Впрочем, удивляться этому не стоило, радоваться за других – удел сильных духом.
Самира, которая ради помолвки сестры не только покинула наш замок, но и воспользовалась вызывавшим у нее безотчетный страх кристаллом перехода, и теперь стояла рядом, на мгновение сжала ладонью кончики моих пальцев, словно ощутив, о чем я думаю.
Или… просто искала поддержки, испытывая подобные моим чувства.
Моя жена и ее старшая сестра всегда были близки. Иногда мне даже хотелось сказать, что слишком. Впрочем, если раньше я не до конца понимал истоки этой внутренней потребности, то теперь, не столько становясь старше, сколько пройдя через множество испытаний и потерь, я начал осознавать, насколько же облегчает тяжесть существования осознание того, что для кого-то твоя жизнь имеет весьма весомую цену. И как это понимание заставляет делать все, для того, чтобы ее сохранить.
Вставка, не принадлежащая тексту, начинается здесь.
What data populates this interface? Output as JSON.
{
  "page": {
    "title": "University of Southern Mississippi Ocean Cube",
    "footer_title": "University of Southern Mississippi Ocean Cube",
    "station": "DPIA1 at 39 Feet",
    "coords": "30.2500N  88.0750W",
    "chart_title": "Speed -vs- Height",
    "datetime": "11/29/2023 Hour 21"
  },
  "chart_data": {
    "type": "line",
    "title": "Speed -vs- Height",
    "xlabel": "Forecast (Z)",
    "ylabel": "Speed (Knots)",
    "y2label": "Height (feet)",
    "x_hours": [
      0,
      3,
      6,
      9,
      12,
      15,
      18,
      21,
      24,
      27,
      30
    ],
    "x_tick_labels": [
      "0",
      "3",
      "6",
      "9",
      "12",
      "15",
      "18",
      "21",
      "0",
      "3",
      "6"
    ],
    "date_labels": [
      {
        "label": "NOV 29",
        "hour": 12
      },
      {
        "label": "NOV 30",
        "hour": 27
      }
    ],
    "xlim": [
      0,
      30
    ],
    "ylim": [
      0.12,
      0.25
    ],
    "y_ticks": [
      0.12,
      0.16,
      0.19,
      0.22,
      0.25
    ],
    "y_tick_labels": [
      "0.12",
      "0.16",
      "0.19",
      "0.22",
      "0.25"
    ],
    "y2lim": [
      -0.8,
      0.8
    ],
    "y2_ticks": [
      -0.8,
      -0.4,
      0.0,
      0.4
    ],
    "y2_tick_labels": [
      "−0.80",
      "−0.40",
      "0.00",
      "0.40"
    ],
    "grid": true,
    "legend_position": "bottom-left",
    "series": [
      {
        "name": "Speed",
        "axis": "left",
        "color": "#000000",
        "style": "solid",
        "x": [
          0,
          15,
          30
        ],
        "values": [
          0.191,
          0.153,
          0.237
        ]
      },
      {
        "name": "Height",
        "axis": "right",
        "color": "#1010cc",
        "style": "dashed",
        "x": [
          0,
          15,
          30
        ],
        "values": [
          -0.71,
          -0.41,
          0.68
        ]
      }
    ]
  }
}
Не ради себя, ради того, кому ты своей гибелью можешь причинить боль.
И если я вдруг начинаю забывать об этом, я вспоминаю ту ночь, когда сквозь сон ощутил чужое присутствие в своей спальне и, затаившись, ждал, когда этот кто-то решится сделать то, зачем пришел. Еще не догадываясь, что мне предстоит удивиться дважды: первый, когда этим кем-то окажется девушка, а второй, когда сладко спавшая в одной постели со мной Самира, вдруг радостно взвизгнет и бросится на шею барышне, у горла которой я держал кинжал.
Тогда мы проговорили до самого рассвета, а когда первые лучи восходящего солнца проявили цвет камня, из которого были сложены крепостные стены, я вывел Верту потайным ходом, испытывая странное смятение от того, что в этом мире появился еще один человек, не считающий меня чудовищем.
В том, что могу рассчитывать на ее молчание, я нисколько не сомневался – она несла ответственность не столько за меня, сколько за жизнь своей младшенькой сестренки, считавшейся на тот момент погибшей от моей руки.
– Она прекрасна, – голос моей любимой был тих, но я не мог его не расслышать. Неясный гул обменивающихся впечатлениями гостей был не в состоянии заглушить ни одного звука, сорвавшегося с ее губ. – Но если бы….
Ее вздох был красноречивее слов. Она, так же, как и я, желала счастья сестре, но видела его возможность лишь в браке с Алексом, веря, что двое могут соединиться только по большому чувству.
Несмотря на то, что у нас уже было двое детей, она сама продолжала оставаться в душе восторженным ребенком. И я понимал причину этого: наша с ней история выглядела чудом, и это давало Самире основания считать, что для других оно тоже возможно. Я же никогда не пытался ее разубеждать, лишь умилялся ее наивности и переживал за то, что если со мной вдруг что случится, ей одной тяжело будет в этом мире. И это добавляло мне забот.
Я любил Самиру такой, какой она была: чистой и невинной в своем отношении к жизни, не желающей лгать и хитрить, уступающей большинству из придворных красавиц в умении подать себя, но оставляющей их далеко позади в способности дарить свое тепло и нежность. Потому мне сейчас и было слегка неловко: я знал истинную причину происходящего, но не мог поделиться этим с нею.